The Institute for Energy Economics and Financial Analysis says that the federal deficit could increase by 36 per cent as a result of the purchase of the pipeline. It says the $4.5-billion purchase cost plus construction costs for fiscal year 2019 alone would add $6.5 billion, inflating the current deficit from $18.1 billion to $24.6 billion.
And while the construction costs of the pipeline had been pegged at $7.4 billion by Kinder Morgan, the corporation now says it could cost up to $9.3 billion to build.
But it will create jobs, right?
Trans Mountain says, “According to Conference Board of Canada estimates, the Project would create the equivalent of 15,000 construction jobs and the equivalent of 37,000 direct, indirect and induced jobs per year of operations.”
But earlier this year, the Parkland Institute pointed out, “The claim of 15,000 jobs during the construction phase of the pipeline appears to be a phantom number with no real evidence or credibility behind it. [Kinder Morgan’s] own submission to the National Energy Board stated that the total number of construction jobs for the project would be 2,500 per year for two years.”
Parkland adds, “[The number of direct, indirect and induced jobs is also] a stretch at best, but made even less reliable given the degree to which the reduced price of oil and lower profit expectations also impacts the jobs projections, since reduced dividends through lower profits would necessarily mean reduced job creation.”
Other costs
There are other quantifiable costs — annual insurance claims in Canada now exceed $1 billion due to floods, forest fires and other extreme weather events; and that $10 billion (roughly the cost of the pipeline) put into higher-speed public rail could generate more than 100,000 jobs and reduce carbon emissions up to five megatonnes.
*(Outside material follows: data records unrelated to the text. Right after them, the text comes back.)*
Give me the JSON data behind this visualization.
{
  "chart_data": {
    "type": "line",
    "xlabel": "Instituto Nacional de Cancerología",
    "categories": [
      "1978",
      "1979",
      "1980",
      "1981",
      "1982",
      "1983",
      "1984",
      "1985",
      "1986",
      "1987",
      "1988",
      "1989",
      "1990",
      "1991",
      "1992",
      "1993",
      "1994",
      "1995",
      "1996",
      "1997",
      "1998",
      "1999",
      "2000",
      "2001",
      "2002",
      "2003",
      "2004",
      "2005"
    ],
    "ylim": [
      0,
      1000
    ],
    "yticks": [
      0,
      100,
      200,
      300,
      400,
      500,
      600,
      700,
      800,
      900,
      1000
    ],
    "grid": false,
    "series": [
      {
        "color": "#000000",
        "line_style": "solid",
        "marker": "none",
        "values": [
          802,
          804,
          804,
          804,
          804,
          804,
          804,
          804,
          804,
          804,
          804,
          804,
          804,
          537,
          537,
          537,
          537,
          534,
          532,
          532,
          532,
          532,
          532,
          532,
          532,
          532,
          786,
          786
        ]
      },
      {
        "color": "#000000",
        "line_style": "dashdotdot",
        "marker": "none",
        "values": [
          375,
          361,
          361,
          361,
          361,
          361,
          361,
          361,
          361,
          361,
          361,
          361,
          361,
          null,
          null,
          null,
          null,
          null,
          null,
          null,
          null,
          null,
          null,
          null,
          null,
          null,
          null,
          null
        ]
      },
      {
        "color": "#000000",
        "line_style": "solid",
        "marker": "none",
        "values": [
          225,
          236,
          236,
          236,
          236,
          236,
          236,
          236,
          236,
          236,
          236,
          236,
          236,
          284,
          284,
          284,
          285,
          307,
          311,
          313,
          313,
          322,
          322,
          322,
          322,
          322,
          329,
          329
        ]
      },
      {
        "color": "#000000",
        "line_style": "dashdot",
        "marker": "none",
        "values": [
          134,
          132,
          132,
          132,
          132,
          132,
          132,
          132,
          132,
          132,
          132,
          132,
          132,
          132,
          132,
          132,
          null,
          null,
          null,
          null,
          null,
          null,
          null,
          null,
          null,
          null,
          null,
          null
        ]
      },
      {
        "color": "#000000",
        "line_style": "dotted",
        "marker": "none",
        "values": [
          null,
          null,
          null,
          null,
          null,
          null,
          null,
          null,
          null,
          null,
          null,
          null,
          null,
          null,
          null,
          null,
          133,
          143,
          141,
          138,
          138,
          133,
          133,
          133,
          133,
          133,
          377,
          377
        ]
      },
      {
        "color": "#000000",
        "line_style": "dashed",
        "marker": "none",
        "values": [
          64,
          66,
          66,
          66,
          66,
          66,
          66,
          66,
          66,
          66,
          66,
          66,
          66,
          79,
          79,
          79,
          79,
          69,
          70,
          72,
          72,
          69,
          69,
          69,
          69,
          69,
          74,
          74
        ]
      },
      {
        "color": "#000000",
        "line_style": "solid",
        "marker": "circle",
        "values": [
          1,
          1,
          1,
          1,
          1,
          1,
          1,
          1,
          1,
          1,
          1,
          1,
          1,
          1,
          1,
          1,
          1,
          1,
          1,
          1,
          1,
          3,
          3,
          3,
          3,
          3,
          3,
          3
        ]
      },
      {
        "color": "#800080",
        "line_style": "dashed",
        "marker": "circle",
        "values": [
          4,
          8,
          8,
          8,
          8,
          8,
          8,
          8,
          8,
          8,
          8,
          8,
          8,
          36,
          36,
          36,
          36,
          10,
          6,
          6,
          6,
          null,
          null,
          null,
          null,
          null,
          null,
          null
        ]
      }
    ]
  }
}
And there are, of course, always very real human costs. There are the deep social costs of the violation of the Indigenous right to free, prior and informed consent, the violence of man camps, the despair of parents looking at the trajectory of climate change worrying about what the future holds for their children and grandchildren.
Years from now, if we aren’t able to block the construction of the pipeline, it may be that Justin Trudeau, Catherine McKenna and the other villains in this drama, caught in the nightmare of their “hand in hand” spin, will be like the guilt-ridden Shakespearean character Lady Macbeth, who sees blood on her hands and cries, “Out, damned spot! out, I say!”